If you are a non-exempt employee, you have the right to take rest periods under California law. Below are some things that you should know:
No. 1: Under California law, your employer must allow you to take: (a) one ten-minute rest period if you work 3.5 hours to 6 hours during a day; (b) two ten-minute rest periods if you work more than 6 hours up to 10 hours during a day; and (c) three ten-minute rest periods if you work more than 10 hours up to 14 hours during a day.
No. 2: You are not entitled to take any rest period if you work fewer than 3.5 hours in a day.
No. 3: Your rest periods are considered as hours worked. In other words, your employer may not deduct wages from any rest periods that you are entitled to take under California law.
No. 4: Your ten-minute rest period must be duty-free. In other words, your employer may not require you to do any work whatsoever during your rest period, including requiring you to be “on-call.” For instance, your employer may not require that you check your work email during your rest period; or that you keep your pager on during your rest period; or that you answer work-related calls during your rest period.
No. 5: Your ten-minute rest period must be consecutive.

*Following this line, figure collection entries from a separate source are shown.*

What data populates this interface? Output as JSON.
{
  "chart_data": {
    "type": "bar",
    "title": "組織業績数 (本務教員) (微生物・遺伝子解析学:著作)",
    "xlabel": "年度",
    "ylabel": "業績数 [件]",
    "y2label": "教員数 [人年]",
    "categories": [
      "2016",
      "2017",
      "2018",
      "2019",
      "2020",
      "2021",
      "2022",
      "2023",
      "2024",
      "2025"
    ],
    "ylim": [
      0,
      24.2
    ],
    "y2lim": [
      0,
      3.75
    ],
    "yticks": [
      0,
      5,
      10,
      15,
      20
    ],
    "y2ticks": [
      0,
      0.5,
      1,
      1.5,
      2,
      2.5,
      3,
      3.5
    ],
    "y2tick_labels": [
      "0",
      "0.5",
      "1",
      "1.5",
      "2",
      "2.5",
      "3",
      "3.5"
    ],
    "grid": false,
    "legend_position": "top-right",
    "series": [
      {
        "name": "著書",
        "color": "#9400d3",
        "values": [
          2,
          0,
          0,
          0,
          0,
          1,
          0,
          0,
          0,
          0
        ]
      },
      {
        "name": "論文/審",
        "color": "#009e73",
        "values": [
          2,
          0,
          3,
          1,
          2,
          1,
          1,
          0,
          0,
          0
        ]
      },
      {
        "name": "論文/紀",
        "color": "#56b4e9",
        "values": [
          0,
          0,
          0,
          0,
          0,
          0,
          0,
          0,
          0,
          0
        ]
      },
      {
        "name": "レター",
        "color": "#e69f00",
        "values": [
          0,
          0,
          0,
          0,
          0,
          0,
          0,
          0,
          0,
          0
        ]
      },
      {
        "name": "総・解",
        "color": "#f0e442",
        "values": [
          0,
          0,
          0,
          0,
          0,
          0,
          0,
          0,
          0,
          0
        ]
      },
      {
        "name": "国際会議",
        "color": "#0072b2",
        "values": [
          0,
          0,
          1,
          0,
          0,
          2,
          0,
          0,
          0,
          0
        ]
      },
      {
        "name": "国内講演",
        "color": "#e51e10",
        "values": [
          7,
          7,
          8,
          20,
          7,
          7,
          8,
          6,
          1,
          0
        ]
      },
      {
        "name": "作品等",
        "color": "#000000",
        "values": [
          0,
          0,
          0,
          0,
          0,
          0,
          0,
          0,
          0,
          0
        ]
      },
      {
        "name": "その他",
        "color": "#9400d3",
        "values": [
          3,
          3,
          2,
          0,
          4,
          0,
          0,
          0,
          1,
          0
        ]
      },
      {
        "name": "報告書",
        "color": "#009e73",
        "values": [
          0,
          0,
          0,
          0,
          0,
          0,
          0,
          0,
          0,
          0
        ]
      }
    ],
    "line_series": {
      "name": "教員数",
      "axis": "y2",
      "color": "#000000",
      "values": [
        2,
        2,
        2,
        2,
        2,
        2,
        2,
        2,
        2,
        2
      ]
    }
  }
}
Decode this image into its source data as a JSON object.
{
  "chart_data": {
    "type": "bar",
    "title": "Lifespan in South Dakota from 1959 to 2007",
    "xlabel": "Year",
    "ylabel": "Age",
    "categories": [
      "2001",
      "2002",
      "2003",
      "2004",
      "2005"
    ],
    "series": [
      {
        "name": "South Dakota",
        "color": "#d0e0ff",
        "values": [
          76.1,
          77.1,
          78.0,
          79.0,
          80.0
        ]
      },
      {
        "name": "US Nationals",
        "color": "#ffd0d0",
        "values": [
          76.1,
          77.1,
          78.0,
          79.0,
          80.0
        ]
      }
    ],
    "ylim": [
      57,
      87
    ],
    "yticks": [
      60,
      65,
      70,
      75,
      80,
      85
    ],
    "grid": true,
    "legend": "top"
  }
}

For instance, your employer may not break up your ten-minute rest period into two five-minute rest periods.
No. 6: Generally speaking, your employer must allow you to take your rest period in the middle of each work period “insofar as practicable.” For instance, if you work from 2 p.m. to 7 p.m. on Tuesday, your employer should make a good faith effort to allow you to take your rest period around 4:30 p.m. Your employer, however, may deviate from this preferred course when practical considerations make it infeasible for your employer to schedule your rest period in the middle of your work period.
No. 7: You may choose to skip your rest period – but your employer may not coerce you into skipping your rest period, create incentives for you to skip your rest period, or otherwise encourage you to skip your rest period.